Markdown Processing with Fenic

View in Github

This example demonstrates how to process structured markdown documents using fenic's specialized markdown functions, JSON processing, and text extraction capabilities. We use the "Attention Is All You Need" paper, the foundational work that introduced the Transformer architecture, which powers modern large language models (LLMs).

What This Example Shows

Learn how to process structured markdown documents using fenic's comprehensive capabilities:

markdown.generate_toc() - Generate automatic table of contents from document headings
markdown.extract_header_chunks() - Extract and structure document sections into DataFrame rows
markdown.to_json() - Convert markdown to structured JSON for complex querying
json.jq() - Navigate complex document structures with powerful jq queries
text.extract() - Parse structured text using templates for field extraction
DataFrame operations - Filter, explode, unnest, and transform document data
Text processing - Split and parse content using fenic's templating functionality

Files

attention_is_all_you_need.md - OCR output of the "Attention Is All You Need" paper
markdown_processing.py - Python script demonstrating markdown processing workflow

Running the Example

cd examples/markdown_processing
uv run python markdown_processing.py

Make sure you have your OpenAI API key set in your environment:

export OPENAI_API_KEY="your-api-key-here"

What You'll Learn

This example showcases how fenic transforms unstructured markdown into structured, queryable data:

1. Document Structure Analysis

Load markdown documents into fenic DataFrames
Cast content to MarkdownType for specialized processing
Generate automatic table of contents from document hierarchy

2. Section Extraction and Structuring

Extract document sections using markdown.extract_header_chunks()
Convert nested arrays to DataFrame rows with explode() and unnest()
Work with structured section data (headings, content, hierarchy paths)

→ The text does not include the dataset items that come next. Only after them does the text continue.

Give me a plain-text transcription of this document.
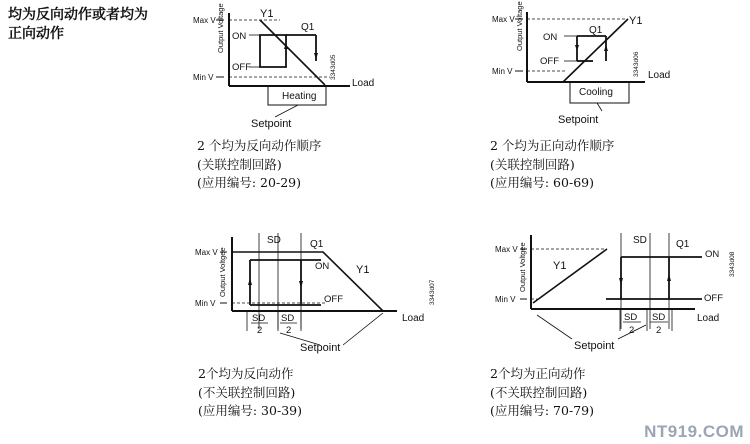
均为反向动作或者均为正向动作
Max V
Min V
Output Voltage	Y1
Q1
ON
OFF	3343d05
Load
Heating
Setpoint
2 个均为反向动作顺序
(关联控制回路)
(应用编号: 20-29)
Max V
Min V
Output Voltage	Y1
Q1
ON
OFF	3343d06 Load
Cooling
Setpoint
2 个均为正向动作顺序
(关联控制回路)
(应用编号: 60-69)
Max V
Min V
Output Voltgee
SD	Q1
ON
OFF
Y1
3343d07
Load
SD
2
SD
2
Setpoint
2个均为反向动作
(不关联控制回路)
(应用编号: 30-39)
Max V
Min V
Output Voltgee Y1
SD	Q1
ON
OFF
3343d08
Load
SD
2
SD
2
Setpoint
2个均为正向动作
(不关联控制回路)
(应用编号: 70-79)
NT919.COM
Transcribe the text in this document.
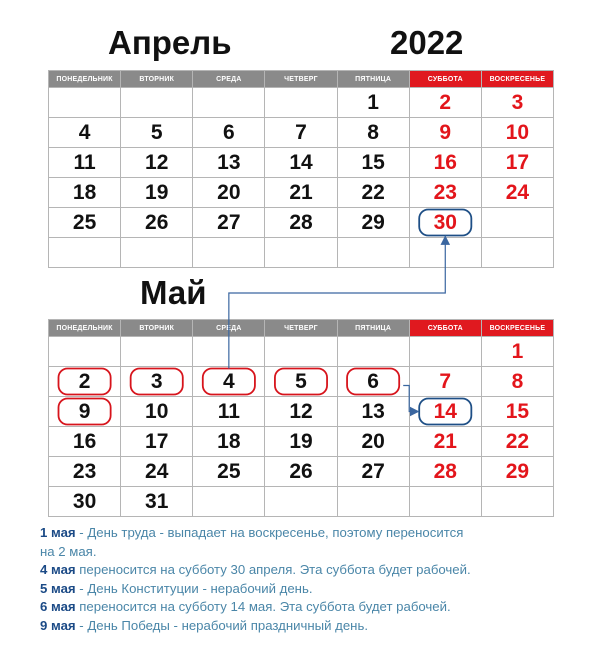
Апрель	2022
Май
ПОНЕДЕЛЬНИК	ВТОРНИК	СРЕДА	ЧЕТВЕРГ	ПЯТНИЦА	СУББОТА	ВОСКРЕСЕНЬЕ
				1	2	3
4	5	6	7	8	9	10
11	12	13	14	15	16	17
18	19	20	21	22	23	24
25	26	27	28	29	30	

ПОНЕДЕЛЬНИК	ВТОРНИК	СРЕДА	ЧЕТВЕРГ	ПЯТНИЦА	СУББОТА	ВОСКРЕСЕНЬЕ
						1
2	3	4	5	6	7	8
9	10	11	12	13	14	15
16	17	18	19	20	21	22
23	24	25	26	27	28	29
30	31					
1 мая - День труда - выпадает на воскресенье, поэтому переносится
на 2 мая.
4 мая переносится на субботу 30 апреля. Эта суббота будет рабочей.
5 мая - День Конституции - нерабочий день.
6 мая переносится на субботу 14 мая. Эта суббота будет рабочей.
9 мая - День Победы - нерабочий праздничный день.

3. Traditional Text Processing

Filter DataFrames to find specific sections (e.g., References)
Parse structured content using text splitting with regex patterns
Handle academic citation formats and numbered references

4. JSON-Based Document Processing

Convert markdown to structured JSON with markdown.to_json()
Navigate complex nested document structures using json.jq()
Handle hierarchical content with powerful jq query language
Extract data from deeply nested JSON structures

5. Template-Based Text Extraction

Use text.extract() with templates for structured data parsing
Extract multiple fields from text in a single operation
Parse academic citations into separate reference numbers and content
Handle structured text formats with template patterns

6. Advanced DataFrame Operations

Combine multiple markdown functions in a single select statement
Chain operations for complex data transformations
Process hierarchical document structures efficiently
Cast between different data types (JsonType ↔ StringType)

Perfect for building academic paper analysis pipelines, research document processing, citation extraction systems, or preparing structured content for downstream analysis.